Treating complex trauma injuries on the battlefield is challenging. Two critical challenges are blood loss and hypothermia. An innovative solution is now in use on the Gaza front thanks to an Israeli startup and a physician-scientist from Rambam Health Care Campus (Rambam), in Haifa, Israel.
The smart Rescue Patch being used by the IDF in the field. Photography: Rambam HCC
Israeli startup Noyad-Biomed (Noyad), a biomedical engineering company, is located at Kibbutz Lavi in Northern Israel. The company’s CEO, Hagay Weisbrod, is also a reserve paratrooper battalion commander in the IDF. The company’s medical advisor, Dr. Amit Lehavi, is Rambam’s director of the Pediatric Anesthesiology Unit and a military physician. They joined forces to develop a “smart” heat patch that addresses hypothermia – a condition that occurs when the body temperature rapidly drops below 35°C (95°F). The logistics surrounding the transfer of wounded soldiers from the battlefield to a trauma center like Rambam can become life threating. Hence, preventing and treating hypothermia in the heat of battle saves lives.

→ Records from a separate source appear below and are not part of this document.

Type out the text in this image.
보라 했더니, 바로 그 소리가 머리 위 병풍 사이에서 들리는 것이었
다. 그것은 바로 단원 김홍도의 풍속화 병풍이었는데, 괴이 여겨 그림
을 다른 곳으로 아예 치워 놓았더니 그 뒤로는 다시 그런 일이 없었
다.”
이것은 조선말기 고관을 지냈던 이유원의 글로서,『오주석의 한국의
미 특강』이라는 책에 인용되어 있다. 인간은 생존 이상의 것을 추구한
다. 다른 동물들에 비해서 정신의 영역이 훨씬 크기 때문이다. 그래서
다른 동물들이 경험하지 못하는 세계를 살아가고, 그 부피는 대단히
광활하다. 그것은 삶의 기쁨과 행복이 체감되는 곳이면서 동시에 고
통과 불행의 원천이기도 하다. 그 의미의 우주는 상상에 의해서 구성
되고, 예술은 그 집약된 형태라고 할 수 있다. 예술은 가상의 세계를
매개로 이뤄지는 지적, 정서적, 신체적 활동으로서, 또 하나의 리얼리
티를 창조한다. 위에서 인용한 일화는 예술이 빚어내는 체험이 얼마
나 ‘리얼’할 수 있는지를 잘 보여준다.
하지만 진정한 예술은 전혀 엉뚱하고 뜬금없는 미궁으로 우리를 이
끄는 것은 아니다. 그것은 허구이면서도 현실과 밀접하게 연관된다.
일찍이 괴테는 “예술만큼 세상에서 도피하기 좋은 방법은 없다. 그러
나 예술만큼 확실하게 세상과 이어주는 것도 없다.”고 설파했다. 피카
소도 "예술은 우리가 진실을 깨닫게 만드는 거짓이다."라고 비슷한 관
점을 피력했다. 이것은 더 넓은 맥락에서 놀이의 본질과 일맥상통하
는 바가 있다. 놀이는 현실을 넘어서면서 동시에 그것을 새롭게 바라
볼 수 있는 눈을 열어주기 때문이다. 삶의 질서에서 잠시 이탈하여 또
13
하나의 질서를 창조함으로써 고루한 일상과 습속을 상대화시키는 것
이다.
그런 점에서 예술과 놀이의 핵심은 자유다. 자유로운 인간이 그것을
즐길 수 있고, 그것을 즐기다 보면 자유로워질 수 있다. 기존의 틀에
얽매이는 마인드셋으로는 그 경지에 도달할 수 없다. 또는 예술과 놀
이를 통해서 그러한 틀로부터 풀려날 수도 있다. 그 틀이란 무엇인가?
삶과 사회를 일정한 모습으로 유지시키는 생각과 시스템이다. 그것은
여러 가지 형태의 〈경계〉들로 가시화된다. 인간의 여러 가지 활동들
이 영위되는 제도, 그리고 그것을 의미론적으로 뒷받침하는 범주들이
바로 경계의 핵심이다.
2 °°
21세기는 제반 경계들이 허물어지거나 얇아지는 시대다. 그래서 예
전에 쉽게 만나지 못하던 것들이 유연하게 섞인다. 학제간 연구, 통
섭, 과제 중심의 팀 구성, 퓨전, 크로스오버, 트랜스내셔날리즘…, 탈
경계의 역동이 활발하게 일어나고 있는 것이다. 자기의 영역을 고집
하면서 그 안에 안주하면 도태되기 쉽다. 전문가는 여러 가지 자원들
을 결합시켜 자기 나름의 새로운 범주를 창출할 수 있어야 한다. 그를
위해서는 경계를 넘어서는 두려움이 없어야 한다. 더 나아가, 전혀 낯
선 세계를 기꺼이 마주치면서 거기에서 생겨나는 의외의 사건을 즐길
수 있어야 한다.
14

As a military soldier, Dr. Lehavi has participated in multiple rescue missions, many of which were in disaster areas. He comments, “When faced with traumatic injuries such as those experienced on the battlefield, the body may go into shock and lose heat for a number of reasons including blood loss, the inability to maintain body heat due to constricted peripheral blood vessels, and sometimes just from lying on the cold ground.”
In his role as Noyad’s medical advisor, Dr. Lahavi studied and tested existing heating technologies. The lab compared five active heating technologies and five passive methods for preventing hypothermia. The research revealed that the Rescue Patch is more efficient than the tested devices that retain their temperature for only 90 minutes or less.
Noyad’s innovative hypothermia treatment is Rescue Heat™, a smart heat patch designed to quickly and safely rewarm and maintain the patient’s body temperature within a normal range. Within 15 minutes of its application to the patient’s skin, the patch reaches 42oC (107.6oF) and maintains that temperature for eight hours, without causing buns on the patient’s body – a significant improvement over currently available solutions.
Now, as Swords of Iron War continues, selected elite IDF units are using the Rescue Patch on the battlefield in Gaza. “We are hopeful that the patch will save lives,” Dr. Lehavi concludes.